Ever since I began in this profession around 25 years ago I’ve seen the standard warning that ‘past performance doesn’t relate to expected future performance’. While I understand that the variance in returns expected from many of investments is why we shouldn’t rely on historical returns, the actual influence has not really been tested.
A significant component of my research into investor decision-making involved determining the influence of past performance as compared to expected future performance.
Surely the expected future return of an investment would be more influential than its past performance?
Ed’s note: This is the second in a three part-series of columns Paul Moran is writing exclusively for Professional Planner based on his Ph.D. thesis exploring investor decision-making.
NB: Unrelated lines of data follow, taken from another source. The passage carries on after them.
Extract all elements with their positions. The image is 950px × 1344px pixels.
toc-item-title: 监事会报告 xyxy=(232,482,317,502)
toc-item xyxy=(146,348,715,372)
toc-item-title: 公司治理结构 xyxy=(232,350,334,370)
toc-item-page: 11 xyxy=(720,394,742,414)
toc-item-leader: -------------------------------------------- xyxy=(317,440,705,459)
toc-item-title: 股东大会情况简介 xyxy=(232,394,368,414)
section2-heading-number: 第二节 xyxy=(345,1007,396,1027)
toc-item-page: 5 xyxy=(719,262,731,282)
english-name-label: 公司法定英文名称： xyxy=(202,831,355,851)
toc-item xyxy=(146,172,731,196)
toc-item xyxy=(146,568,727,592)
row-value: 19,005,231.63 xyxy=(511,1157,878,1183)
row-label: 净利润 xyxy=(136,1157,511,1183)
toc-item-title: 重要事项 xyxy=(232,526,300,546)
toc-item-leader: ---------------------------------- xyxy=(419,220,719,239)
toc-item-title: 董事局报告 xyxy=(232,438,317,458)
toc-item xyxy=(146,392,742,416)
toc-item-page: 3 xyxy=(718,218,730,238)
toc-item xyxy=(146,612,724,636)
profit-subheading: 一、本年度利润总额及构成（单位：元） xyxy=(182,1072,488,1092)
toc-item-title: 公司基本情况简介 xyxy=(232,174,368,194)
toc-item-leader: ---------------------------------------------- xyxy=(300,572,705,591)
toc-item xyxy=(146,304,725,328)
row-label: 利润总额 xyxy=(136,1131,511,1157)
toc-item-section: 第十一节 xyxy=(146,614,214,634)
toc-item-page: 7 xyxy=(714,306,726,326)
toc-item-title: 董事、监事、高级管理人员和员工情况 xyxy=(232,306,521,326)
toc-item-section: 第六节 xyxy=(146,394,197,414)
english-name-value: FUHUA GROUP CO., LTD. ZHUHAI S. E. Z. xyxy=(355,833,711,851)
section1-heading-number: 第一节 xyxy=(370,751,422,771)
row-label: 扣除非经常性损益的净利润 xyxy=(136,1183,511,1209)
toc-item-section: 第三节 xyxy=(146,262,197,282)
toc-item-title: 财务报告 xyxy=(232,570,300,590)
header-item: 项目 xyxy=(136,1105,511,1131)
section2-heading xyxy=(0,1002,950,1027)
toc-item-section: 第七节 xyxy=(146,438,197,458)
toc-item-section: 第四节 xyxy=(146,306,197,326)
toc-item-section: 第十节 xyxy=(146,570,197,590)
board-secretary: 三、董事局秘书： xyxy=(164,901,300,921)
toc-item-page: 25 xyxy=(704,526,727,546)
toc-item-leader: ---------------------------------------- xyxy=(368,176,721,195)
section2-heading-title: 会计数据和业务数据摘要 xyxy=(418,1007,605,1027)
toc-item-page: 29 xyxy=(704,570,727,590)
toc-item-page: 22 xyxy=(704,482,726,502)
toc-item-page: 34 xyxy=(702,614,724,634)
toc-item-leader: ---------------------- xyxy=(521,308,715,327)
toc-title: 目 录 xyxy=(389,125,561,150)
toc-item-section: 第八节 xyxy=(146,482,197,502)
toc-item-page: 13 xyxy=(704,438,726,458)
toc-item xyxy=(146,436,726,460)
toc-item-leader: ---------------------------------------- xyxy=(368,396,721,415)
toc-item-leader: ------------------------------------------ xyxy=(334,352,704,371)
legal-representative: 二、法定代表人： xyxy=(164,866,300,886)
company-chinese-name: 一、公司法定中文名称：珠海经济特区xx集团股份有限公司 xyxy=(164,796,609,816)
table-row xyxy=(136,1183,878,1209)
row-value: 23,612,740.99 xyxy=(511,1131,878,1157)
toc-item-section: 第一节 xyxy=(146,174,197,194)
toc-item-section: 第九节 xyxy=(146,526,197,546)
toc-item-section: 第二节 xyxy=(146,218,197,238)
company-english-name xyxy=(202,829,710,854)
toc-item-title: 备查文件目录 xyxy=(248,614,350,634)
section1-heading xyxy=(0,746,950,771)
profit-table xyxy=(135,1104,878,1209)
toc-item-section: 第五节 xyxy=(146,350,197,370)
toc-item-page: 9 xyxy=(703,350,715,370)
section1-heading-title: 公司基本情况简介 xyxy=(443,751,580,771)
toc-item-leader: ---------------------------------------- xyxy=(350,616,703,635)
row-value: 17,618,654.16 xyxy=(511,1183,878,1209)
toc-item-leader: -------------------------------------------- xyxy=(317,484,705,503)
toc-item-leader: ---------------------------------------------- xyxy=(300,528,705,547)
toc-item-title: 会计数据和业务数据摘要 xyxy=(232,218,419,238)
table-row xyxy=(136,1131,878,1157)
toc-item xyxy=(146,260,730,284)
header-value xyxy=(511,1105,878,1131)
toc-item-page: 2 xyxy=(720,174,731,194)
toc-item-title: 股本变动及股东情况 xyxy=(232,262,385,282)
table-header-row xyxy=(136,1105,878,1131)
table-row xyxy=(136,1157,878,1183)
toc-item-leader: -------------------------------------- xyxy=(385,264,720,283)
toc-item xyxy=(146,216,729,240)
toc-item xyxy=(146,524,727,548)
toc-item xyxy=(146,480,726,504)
Read the first contribution here.
The study considered non-professional investors of which around half identified that they had an on-going relationship with a financial planner or adviser. I was interested in researching the relative influence of the investor’s perception of past performance versus their expectation of future performance.
The study considered investor preferences between residential real estate, Australian shares and superannuation. Before you start yelling, I fully understand that superannuation is a tax structure and not an asset class but there is a good deal of evidence suggesting that non-professional investors see superannuation in this way. Remember that more than 80 per cent of superannuation investors have never changed their investment option away from the default.
To my surprise, I found that perception of past performance (by the way, very different to actual past performance as participants routinely offered incorrect assumptions about past returns) was significantly more influential in the choice of preferred investment than even the expected future performance.
In other words, if participants thought that an investment had done very well in the past, they were willing to overlook their perception of expected future return in making a choice. This was most pronounced when considering residential real estate as an investment. Those who thought that property had performed best over the past three years (it didn’t for the time-frame considered) were six times more likely to prefer that as an investment rather than Australian shares or superannuation.
This was reinforced by the answer to a simple question regarding past performance: “If an investment had performed much better than expected over the past two years, would you be more likely to invest, less likely to invest or neither more nor less likely to invest?” Only 6 per cent of respondents answered that they would be less likely to invest.
This is likely a framing effect, especially when we consider the almost continued rise in prices over the past 20 years. Tversky and Wacker call this ‘Cumulative Preference’ theory, where uncertainties (future returns) become more certain in the minds of the investor when there are periods of prolonged outperformance. They describe that an (investment) event has more impact when a possibility is turned into a certainty.
So, framing investment returns based on ‘certain’ past performance is likely to have a very substantial impact on investor preferences. Moreover, it becomes easy to turn the ‘expected’ future return into a certain thing in the eyes of the investor. This might explain why susceptible investors are so easily convinced to buy investments, especially property investments, even though the expected returns are hard to justify.
The research asked, essentially, the same question regarding preferred investment of the three described above framed as both past performance and expected future performance. It was interesting that participants tended to become very conservative when asked to estimate the future value of an investment and the heuristics often associated with property investment (double every seven years, for example) went straight out the window. Estimates averaged around 2 per cent to 4 per cent per annum for residential real estate growth but were closer to 6 per cent for superannuation and Australian shares.
Encouraging clients to focus on the future could be a useful tool when dealing with those who we identify as having persistent views of specific asset growth rates. Simply asking them to predict the future value in, for example, 10 years’ time and then working backwards to produce a rate of return can provide the reality check that is often needed.
There is other research I have seen that suggests clients are actually willing to pay more for advice with an adviser who is focussed on the future rather than the past.
Further, having actual past performance figures available may challenge the perceptions of non-professional investors who don’t have access to the same credible data that advisers and planners use.
Hi Geoff, I guess surprised in an ‘academic’ sense as there is a dearth of research on the impact of past performance on decision making…
Really interesting work, Paul. The main surprise is that you were surprised by the results! I suspect you are right that there are ‘behavioural’ reasons behind why people based decisions on their perceptions of how investments have performed in the past. Raises the question of how DO you overcome this problem and get people to be forward rather than backward looking when forecasts seem less tangible that past returns? A topic worth digging into further ….
I have the same experience as Paul. We can tend to choose investments similarly to how we vote for people – based on their track record, not their value. I get a lot more queries during booms about investing than during busts.
Real estate is a special case, though as you can reasonably leverage it almost 5 to 1 by borrowing 80%. In that case combined net income and capital growth returns of 4% become 20%.
Add in that for many people it is easier to pay off a mortgage than to save and a preference for residential real estate in a country like Australia where previous real estate busts were hidden by inflation (1981-1987 for example) and the interest by many to invest into property makes sense despite the many dangers and disasters that are also present.